Health as a state, health as an optimal state, and health as the absence of illness. None of these usages alone paints a sufficient picture, and even taken together, it’s still not clear what health actually entails. What does it mean to be “sound” in body, mind, or spirit? What constitutes well-being? If health is a state of “complete” well-being, is it something we ever achieve experience, or is it an ideal/idea?
I used to study traditional western herbalism, whose approach to medicine is to seek to restore balance in the body. Balance implies relationship — between parts or units. Relationship isn’t evident in the above definitions, but I don’t think we can understand health without it.
That’s because nothing exists outside of relationships. The relationships between the bacteria in my body. The relationships between my organs. The relationships between me and everything I eat. The relationships between soil, fungus, and plant. The relationship between earth and sun. The relationships between me and you and you and you and you ad infinitum.

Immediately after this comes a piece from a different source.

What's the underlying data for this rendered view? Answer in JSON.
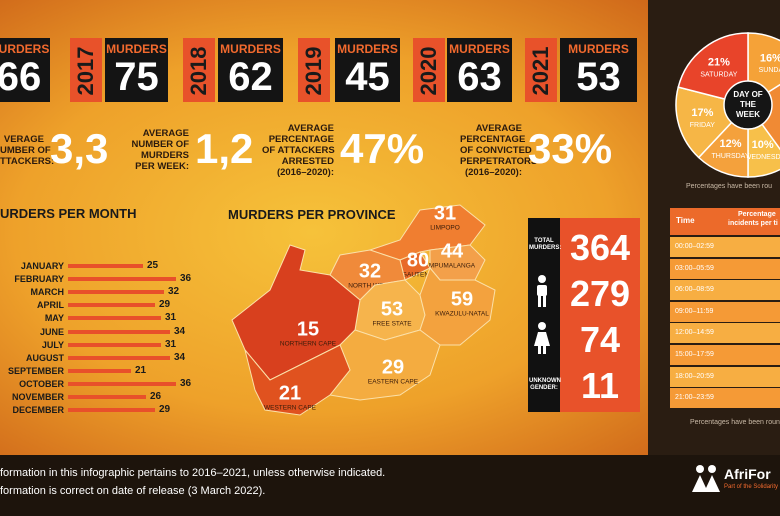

I mean this spiritually, sure, but I also mean this on the most literal, material biological level. We sustain ourselves by inhaling, exhaling, drinking, peeing, eating, pooping. Everything we take in once belonged to another, and everything we expel returns to the commons. There is no viable individualism in a world like that.

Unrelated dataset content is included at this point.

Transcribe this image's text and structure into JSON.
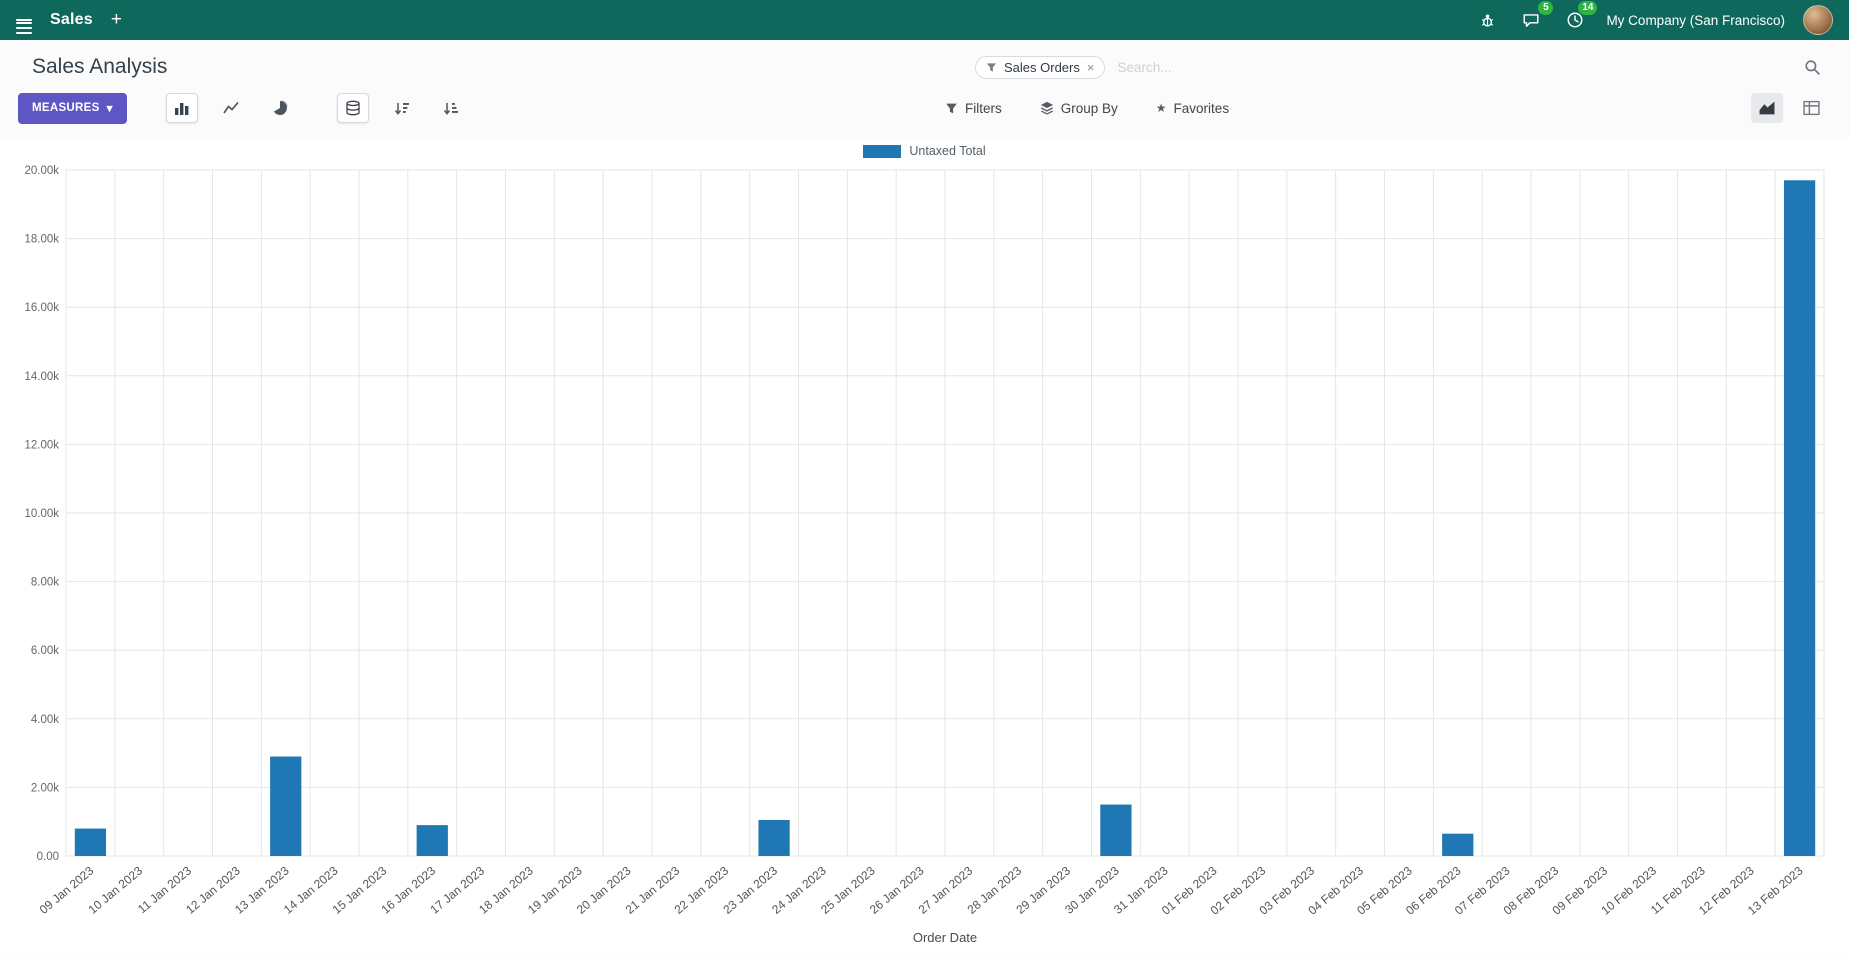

The word “health” evolved from an Old English word for “wholeness,” which apparently comes from the same Proto-Indo-European source as the Old Norse word helge, meaning “holy, sacred.” In Hebrew, my mother tongue, the word for “health” (briyut) shares its root with “creation” (briya) and “creatures” (briyot).
Can we say that health is mutually life-affirming relationship between parts of a system? Can we say that what is healthy is that which brings us into deeper loving connection with other creatures and with life itself?
This kind of relational view of health would invite us to release the notion that things are intrinsically either “healthy” or “unhealthy.” It would ask us to approach collective problems with collective solutions (*cough* COVID *cough*). It would prompt us to embrace process, fluidity, and nuance. This can be our health, if we want it.
Or can it? Has “health” been weaponized out of commission? All in the name of health: eugenics, anti-fatness, HIV criminalization, the racist origins of gynecology, blood bans… the list goes on.